RBM can help combat the continually rising cost of conducting effective research trials. The limited resources and budget can be better used to ensure data quality. It may also help speed up the trials timeline.
“The duration of clinical trials is first and foremost driven by the treatment and recruitment time, as well as the internal time to process data. While treatment time is fixed upon protocol design, the remaining parameters can be optimised to achieve faster time to submission, potential market approval and, ultimately, delivery to patients,” comments Lang.
Slow on the uptake
The industry has been slow at adopting RBM, however, as it requires organisational change, and throws up many other challenges. “One of the main challenges we have in data management in relation to RBM is to make data available earlier for decision-making,” says Lang.
“That is to say, being able to provide data for medical review shortly after patients have been included in the trial. Other challenges include the introduction of risk-based data cleaning to ensure the highest attention to the most critical data points, as well as alignment of SDV and data-cleaning activities.”
RBM is evolving as it becomes more widely adopted. Novo Nordisk is supporting TransCelerate, a non-profit organisation started in 2012 to improve the health of people around the world by simplifying and accelerating research and development of innovative therapies.
As part of this, TransCelerate members – which include many high-profile pharmaceutical companies – have developed a standard RBM approach to the planning and conduct of clinical trials, with an aim to provide the greatest oversight and efficiency. This will improve the outlook for RBM.

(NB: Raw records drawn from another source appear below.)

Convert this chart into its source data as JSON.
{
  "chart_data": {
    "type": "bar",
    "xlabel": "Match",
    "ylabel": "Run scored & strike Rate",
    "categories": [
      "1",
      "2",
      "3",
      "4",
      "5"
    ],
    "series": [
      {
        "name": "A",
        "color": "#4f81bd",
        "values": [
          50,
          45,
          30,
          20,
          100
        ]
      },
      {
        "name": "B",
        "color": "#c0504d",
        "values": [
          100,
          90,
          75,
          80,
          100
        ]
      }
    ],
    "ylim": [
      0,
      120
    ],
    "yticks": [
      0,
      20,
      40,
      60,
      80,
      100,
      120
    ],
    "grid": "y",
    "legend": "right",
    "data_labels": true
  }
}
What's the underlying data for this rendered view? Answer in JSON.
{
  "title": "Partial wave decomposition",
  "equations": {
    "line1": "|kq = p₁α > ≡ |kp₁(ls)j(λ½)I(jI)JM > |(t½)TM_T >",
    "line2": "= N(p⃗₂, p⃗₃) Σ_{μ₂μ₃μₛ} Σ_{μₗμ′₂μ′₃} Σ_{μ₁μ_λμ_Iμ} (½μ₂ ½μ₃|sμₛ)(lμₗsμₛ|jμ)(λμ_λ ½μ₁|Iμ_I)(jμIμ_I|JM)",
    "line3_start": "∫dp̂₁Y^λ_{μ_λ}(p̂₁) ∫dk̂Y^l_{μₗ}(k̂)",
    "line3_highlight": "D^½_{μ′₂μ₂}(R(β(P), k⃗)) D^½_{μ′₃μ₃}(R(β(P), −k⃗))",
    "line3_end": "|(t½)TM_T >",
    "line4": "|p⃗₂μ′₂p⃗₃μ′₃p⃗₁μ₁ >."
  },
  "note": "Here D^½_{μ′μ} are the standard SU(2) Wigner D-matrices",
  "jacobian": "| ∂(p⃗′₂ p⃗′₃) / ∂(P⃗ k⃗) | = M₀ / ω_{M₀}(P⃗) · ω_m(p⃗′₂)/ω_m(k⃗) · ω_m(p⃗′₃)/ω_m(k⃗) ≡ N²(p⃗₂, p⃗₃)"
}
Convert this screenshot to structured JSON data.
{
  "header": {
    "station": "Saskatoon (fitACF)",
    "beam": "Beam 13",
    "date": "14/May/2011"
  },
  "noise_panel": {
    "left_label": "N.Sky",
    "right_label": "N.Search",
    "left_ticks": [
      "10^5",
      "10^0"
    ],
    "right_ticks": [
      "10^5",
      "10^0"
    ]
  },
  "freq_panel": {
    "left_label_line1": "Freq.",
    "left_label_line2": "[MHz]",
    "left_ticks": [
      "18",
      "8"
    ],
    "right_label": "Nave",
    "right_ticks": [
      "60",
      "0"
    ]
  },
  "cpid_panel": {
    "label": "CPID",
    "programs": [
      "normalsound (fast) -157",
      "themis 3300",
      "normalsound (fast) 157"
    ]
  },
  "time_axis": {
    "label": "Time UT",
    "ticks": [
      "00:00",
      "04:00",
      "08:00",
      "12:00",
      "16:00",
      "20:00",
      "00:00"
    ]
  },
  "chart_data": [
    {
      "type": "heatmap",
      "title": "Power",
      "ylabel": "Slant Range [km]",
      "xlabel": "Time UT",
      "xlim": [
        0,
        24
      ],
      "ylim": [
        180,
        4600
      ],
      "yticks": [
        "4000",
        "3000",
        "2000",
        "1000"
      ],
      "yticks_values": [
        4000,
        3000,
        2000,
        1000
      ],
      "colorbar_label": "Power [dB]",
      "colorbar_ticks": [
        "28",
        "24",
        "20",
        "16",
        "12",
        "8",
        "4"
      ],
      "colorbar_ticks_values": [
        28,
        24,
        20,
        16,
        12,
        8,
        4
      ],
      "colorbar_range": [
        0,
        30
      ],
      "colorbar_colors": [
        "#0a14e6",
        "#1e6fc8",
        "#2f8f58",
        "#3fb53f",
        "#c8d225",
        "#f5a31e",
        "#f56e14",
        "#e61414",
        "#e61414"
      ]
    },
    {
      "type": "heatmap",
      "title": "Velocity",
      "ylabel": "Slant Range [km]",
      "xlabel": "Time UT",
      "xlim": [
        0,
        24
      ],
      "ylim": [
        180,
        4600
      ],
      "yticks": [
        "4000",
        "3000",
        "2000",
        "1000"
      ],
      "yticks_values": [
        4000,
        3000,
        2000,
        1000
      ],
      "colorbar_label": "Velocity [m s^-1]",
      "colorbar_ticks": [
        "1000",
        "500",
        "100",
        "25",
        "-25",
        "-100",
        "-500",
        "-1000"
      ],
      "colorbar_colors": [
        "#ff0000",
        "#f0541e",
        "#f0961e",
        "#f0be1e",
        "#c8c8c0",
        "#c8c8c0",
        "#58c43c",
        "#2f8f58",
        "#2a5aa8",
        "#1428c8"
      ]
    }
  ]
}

“RBM is somewhat immature across the industry,” notes Lang. “As organisations’ RBM set-ups mature and we obtain insights from regulatory agencies (after more inspections of RBM trials, and evaluation of regulatory submissions based on RBM trials) the process framework, IT tools and approach to RBM will undergo optimisation in most organisations,” Lang states.
“Presumably, it won’t be a case of ‘one size fits all’, as every organisation will adapt implementation approach in accordance with ways of working within each company. There is, however, no doubt that anyone involved in clinical trials will have to learn RBM as part of their ABC.”